Nursing Notes and Formats

  • Narrative notes write information chronologically like a journal.

  • Flowsheets document recurring tasks like I/O, ADLs, vitals, and post-op details.

  • Graphics monitor trends and can be a good way to track output or vitals.

  • Problem-Oriented Medical Records- is a database of objective, subjective, and care plan progress notes.

  • SOAP (Subjective, Objective, Assessment, Plan), PIE (Problem, Intervention, Evaluation), and DAR (Data, Action, Response) are examples of progress notes.

  • SOAP charting includes subjective and objective, followed by an assessment of the problem, then the care plan.

  • PIE charting identifies the problem then the intervention, then the evaluation.

  • ADPIE is similar to PIE, but also adds analysis and diagnosis of the problem.

  • DAR charting tracks the data, and documents the analysis and action, and how the patient responded.

  • Nursing process/clinical judgement model should be used to ensure all pertinent areas are covered when using any format of documenting.

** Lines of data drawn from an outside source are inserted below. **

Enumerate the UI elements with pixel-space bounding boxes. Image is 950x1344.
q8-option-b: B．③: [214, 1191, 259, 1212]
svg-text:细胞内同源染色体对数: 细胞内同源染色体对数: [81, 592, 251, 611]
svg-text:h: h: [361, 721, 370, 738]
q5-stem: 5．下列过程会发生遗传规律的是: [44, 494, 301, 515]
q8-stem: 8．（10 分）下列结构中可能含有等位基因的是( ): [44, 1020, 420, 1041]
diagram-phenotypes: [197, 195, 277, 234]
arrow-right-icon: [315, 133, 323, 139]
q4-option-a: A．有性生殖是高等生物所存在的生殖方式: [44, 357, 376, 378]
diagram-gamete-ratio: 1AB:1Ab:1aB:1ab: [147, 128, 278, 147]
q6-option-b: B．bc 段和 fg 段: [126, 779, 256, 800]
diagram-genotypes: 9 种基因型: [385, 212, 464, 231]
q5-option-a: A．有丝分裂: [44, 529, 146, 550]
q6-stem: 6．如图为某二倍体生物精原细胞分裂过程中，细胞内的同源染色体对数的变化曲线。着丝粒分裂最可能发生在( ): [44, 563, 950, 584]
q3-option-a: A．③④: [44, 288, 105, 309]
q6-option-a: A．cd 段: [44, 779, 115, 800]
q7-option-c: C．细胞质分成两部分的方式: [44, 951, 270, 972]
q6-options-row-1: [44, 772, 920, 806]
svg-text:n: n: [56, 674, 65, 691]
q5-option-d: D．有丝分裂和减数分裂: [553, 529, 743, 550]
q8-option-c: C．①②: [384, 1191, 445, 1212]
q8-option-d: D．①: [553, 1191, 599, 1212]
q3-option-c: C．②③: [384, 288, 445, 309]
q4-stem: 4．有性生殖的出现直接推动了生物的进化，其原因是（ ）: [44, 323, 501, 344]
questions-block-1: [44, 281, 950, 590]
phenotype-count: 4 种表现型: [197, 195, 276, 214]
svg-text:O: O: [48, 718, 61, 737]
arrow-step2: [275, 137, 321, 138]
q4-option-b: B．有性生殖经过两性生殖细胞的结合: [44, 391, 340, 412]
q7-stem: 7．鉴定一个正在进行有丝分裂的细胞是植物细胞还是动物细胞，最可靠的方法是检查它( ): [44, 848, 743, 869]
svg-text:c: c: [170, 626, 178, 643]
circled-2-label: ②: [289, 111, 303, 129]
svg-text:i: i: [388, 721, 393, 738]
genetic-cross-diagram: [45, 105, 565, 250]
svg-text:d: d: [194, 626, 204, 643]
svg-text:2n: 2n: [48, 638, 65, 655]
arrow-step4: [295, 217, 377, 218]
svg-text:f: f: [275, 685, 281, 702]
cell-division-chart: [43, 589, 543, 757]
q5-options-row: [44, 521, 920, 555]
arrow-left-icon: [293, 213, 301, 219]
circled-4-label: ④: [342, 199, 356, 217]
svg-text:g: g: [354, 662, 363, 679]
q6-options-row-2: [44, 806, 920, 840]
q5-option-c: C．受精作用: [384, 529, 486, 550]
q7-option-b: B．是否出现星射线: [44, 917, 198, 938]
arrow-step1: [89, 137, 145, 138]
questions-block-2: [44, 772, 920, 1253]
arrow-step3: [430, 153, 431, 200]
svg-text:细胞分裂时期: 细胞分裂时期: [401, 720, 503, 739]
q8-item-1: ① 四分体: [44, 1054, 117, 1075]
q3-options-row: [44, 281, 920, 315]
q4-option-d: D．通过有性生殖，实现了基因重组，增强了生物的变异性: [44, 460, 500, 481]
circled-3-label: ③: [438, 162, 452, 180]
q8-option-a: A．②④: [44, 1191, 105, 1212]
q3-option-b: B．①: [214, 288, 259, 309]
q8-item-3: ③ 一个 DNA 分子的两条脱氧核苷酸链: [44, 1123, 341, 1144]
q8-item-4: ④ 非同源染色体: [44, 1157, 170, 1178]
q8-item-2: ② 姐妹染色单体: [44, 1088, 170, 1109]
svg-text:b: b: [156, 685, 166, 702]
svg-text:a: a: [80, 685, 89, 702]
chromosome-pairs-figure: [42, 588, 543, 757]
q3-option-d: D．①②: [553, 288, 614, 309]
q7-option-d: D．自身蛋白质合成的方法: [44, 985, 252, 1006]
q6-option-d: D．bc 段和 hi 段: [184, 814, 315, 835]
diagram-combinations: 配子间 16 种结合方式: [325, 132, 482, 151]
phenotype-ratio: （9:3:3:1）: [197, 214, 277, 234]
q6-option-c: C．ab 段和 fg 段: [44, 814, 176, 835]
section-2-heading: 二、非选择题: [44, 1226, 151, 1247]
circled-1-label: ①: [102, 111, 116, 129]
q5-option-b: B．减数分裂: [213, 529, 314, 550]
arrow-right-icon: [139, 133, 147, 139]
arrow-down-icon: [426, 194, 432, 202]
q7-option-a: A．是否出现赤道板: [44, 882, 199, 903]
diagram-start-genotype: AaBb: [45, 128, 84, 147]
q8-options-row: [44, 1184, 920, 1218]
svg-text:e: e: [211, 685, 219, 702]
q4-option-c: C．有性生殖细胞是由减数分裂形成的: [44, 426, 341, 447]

  • Nurses provide 24/7 care, hence are responsible for maintaining accurate records to give healthcare team members info on the patient.

Abbreviations

  • TJC advises nurses to avoid using abbreviations in hospitals.

Documents

  • Medical records include an array of standardized forms, each with specific purposes and guidelines.
  • Admission data includes client's information, a chart for emergency contacts, and the admitting diagnosis.
  • Advance directives outline patient choices for care.
  • History and physical exam documents the physician's review of the client's health problems, examination results, and treatment plan.
  • Physician's orders specify lab tests, diet, medications, IV fluids, and procedures.
  • Physician progress notes describe the client's status/response to care.
  • The Nursing admission database captures baseline information on a client's needs.
  • Nursing care plans outline client problems, goals, and care directions.
  • Graphic sheets trend in the clients vitals, daily vitals, and more.
  • Nursing notes detail the subjectivity and objectivity about the client as determined by the nurse.
  • Medication Administration Records (MAR)- document medications given: PRN, scheduled, STAT, etc. Injections must be located. Any allergies must be recorded.
  • Labs include results of the chart from tests in the hospital

Communication

  • Change of shift reports - SBAR (Situation, background, assessment, recommendation) is commonly used.
  • Nurses must be on time and must keep the notes to be inclusive.
  • If you are transferring a patient you use MBAR (Medications, Background, Assessment, and recommendations)
  • Change of shit reports include: client name, physician, assessment, plan, date of birth;
  • Verbal orders should only come in emergencies or to a provider.
  • Use another nurse as a witness and verbally repeat to confirm.
  • Note the date and time of VO followed by the nurses signature.
  • If there's questions about a prescription, follow the policy and call MD
  • Workplace confidentiality is very important for charts, room, and computers.
  • Passwords are crucial and shouldn't be shared.
  • Telephone calls should be professional by immediately introducing yourself.

Documentation Tips

  • Know the facilities policy before documenting.
  • Always use the right chart and always document very chart for more up to date charting.
  • Always use military chart format and document in the correct way.
  • Paper records should be checked for name and identification.
  • Inks should be black or blue.
  • Use clear and concise language.

Social Media

  • Nurses using social media should also be aware of their audience by posting professionally and securely.

Documentation Errors

  • Failing to document
  • Subjectivity when writing
  • Improper notes
  • Sloppy handwriting errors

Home Health and long term care documentation

  • HCFA regulates medicare and medicaid which has home health care benefits that can be documented.
  • The data set must be filled every three months and should follow the proper standards.